Thursday, April 28, 2016

In what ways is Eliezer "a corpse" at the end of the book Night?

Night is a memoir written by Eliezer Wiesel, describing his experiences in the concentration camps of Nazi Germany. Wiesel was taken as a prisoner and sent to the Auschwitz and Buchenwald camps because he and his family were Jewish.


At the end of the book- the end of his time in the concentration camps- Wiesel is quite nearly a corpse. He has been starved and worked very hard, resulting in dramatic weight loss. Most people who were sent to concentration camps were starved to death, and those that survived the lack of food and hard labor suffered health problems. There are photographs of some of the people who were rescued from concentration camps, and if they were not standing on their own two feet, you might mistake them for dead. The prisoners of the camps, Wiesel included, were not much more than skin and bones, kept alive for the purposes of labor and extended suffering.

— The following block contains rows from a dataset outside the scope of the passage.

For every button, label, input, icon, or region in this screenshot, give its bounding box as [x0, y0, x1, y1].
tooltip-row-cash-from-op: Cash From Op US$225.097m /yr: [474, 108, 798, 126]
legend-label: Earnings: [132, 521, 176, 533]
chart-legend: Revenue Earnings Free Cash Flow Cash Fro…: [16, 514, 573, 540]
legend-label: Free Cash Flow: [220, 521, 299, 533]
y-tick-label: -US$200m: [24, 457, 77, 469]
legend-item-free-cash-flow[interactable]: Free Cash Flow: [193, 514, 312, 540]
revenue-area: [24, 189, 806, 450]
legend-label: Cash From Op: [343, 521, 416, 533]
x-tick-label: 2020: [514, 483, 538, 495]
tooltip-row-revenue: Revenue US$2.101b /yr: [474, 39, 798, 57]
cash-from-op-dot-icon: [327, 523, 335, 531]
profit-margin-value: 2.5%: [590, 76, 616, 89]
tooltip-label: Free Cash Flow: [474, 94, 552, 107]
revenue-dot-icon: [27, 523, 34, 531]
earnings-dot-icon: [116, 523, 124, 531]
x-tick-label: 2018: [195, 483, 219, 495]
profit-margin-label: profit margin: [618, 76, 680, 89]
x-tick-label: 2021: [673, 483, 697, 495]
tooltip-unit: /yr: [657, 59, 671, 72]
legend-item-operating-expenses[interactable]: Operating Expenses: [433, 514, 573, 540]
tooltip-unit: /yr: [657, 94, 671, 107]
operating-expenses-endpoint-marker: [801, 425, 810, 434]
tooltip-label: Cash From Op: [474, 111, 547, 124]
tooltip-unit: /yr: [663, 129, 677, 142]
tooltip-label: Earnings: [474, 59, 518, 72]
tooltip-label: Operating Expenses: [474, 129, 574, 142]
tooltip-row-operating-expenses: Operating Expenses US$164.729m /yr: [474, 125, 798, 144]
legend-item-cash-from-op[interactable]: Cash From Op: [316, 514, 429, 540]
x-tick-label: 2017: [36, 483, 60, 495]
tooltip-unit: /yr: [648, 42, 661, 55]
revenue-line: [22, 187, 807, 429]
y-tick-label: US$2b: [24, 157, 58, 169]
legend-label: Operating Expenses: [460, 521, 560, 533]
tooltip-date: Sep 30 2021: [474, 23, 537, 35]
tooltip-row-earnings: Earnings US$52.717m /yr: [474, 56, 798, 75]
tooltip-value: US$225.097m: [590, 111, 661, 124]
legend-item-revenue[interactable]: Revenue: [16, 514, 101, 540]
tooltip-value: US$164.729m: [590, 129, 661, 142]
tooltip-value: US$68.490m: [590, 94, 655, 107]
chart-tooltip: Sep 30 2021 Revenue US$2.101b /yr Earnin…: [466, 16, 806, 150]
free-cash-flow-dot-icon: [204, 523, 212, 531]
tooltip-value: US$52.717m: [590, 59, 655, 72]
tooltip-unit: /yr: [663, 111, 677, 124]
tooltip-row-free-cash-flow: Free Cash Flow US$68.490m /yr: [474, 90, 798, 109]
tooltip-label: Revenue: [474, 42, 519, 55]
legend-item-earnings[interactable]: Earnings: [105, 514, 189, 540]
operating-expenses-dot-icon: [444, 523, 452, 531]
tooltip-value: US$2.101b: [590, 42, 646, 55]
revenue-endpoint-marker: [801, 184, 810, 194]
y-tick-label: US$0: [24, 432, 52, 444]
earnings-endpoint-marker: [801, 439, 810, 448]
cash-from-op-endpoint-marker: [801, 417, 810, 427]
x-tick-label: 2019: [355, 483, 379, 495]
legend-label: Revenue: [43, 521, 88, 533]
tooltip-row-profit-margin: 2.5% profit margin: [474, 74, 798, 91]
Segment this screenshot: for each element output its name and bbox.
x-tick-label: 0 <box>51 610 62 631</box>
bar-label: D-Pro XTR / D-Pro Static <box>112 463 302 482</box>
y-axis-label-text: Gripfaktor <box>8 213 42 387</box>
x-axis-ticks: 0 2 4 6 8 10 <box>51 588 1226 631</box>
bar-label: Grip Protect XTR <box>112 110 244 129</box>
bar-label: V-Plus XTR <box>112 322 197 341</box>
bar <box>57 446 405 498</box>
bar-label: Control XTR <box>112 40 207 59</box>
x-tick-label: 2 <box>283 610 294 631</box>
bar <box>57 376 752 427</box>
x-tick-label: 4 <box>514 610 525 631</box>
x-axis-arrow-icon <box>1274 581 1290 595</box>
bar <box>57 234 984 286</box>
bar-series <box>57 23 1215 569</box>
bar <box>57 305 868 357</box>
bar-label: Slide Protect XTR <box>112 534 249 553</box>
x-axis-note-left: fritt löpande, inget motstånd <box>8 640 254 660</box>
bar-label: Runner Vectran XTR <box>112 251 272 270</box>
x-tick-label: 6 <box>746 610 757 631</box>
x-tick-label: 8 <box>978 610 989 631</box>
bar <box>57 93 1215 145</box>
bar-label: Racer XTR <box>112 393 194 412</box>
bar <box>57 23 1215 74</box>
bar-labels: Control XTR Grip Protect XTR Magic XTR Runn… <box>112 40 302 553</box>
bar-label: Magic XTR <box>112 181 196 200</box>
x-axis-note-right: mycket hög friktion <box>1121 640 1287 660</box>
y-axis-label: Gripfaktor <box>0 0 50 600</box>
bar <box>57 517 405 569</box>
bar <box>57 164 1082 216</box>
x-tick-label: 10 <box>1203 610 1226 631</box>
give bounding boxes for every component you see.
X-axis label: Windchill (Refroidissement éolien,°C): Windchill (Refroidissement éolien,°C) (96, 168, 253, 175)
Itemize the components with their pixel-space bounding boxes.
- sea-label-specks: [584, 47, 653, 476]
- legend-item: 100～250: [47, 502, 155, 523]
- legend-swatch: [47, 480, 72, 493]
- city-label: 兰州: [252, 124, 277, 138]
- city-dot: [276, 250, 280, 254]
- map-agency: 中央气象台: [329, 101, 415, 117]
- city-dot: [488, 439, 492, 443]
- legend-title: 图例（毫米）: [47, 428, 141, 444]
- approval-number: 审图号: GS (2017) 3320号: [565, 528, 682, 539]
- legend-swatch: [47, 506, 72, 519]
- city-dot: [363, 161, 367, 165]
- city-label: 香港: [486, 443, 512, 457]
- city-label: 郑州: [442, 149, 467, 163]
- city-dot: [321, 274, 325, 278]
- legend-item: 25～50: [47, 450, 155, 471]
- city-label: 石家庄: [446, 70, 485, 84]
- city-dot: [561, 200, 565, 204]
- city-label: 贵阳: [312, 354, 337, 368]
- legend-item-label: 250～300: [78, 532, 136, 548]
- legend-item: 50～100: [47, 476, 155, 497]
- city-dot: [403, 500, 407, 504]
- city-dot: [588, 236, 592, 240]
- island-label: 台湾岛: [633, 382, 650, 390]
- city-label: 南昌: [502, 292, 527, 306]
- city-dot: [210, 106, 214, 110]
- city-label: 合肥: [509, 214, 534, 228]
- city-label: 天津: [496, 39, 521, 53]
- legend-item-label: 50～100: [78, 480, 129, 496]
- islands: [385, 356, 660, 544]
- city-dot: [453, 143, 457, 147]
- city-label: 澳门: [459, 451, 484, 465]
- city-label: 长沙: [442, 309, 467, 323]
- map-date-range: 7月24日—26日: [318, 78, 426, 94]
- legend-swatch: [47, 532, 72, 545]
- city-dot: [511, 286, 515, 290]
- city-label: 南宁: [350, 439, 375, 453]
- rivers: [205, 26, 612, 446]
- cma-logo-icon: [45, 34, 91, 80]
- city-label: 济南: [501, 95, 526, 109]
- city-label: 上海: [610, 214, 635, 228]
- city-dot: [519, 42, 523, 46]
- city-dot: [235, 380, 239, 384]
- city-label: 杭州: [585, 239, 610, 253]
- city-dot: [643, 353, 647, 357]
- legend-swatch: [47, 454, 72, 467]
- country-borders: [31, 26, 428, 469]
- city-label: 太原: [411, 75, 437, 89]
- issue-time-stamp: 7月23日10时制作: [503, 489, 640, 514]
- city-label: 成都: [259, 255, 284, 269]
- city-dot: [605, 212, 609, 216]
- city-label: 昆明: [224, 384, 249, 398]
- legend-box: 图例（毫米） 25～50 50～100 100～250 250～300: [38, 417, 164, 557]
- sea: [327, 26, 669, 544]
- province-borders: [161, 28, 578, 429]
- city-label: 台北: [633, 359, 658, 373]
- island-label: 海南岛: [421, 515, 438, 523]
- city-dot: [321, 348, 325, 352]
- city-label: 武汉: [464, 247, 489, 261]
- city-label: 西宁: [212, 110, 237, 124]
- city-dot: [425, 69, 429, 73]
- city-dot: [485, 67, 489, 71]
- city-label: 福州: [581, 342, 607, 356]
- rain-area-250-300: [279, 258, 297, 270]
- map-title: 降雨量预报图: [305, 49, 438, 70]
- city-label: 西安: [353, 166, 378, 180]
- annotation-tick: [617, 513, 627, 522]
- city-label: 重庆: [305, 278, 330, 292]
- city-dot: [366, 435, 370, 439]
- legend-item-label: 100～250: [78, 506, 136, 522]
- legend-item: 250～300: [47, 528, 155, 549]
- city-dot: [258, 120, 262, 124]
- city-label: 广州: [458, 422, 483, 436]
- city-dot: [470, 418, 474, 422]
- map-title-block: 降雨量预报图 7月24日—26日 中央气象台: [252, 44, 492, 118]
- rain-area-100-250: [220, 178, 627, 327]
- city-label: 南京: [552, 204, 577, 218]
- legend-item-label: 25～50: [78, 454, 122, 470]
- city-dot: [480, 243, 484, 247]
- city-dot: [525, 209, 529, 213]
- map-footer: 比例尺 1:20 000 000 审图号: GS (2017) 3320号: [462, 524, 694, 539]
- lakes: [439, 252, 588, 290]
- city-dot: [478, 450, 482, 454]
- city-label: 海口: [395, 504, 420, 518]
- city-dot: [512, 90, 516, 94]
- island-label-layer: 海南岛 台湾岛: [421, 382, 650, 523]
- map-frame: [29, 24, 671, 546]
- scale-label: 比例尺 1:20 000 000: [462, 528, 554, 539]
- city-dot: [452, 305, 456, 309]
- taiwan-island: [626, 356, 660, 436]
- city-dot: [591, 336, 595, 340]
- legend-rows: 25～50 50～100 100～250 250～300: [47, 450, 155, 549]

On a more emotional level, Wiesel felt robbed of his humanity. Trauma has a nasty way of making people feel inhuman. What is it that makes us people and sets us aside from a corpse? Is it a heartbeat? The presence of brain activity? Or is it our experiences and emotions which set us apart? The people in concentration camps were denied their humanity and the rights owed with that recognition. The extreme circumstances they were forced to live (and die) under were an external denial of humanity, but had the result of an internal incapability to feel or care about anything other than basic survival. When people undergo starvation, instinct takes over and the brain begins to focus on little other than food. The feelings of happiness, sadness, excitement all come to revolve around food for the duration of the starvation. To be reduced down to our most basic instinct of eating can make us feel we are not much more than a body. Extreme stress, like starvation, can make us feel like we are lacking in the humanity that sets us apart.


Elie Wiesel likening himself to a corpse quite succinctly describes the physical, social, and psychological effects of his prolonged trauma.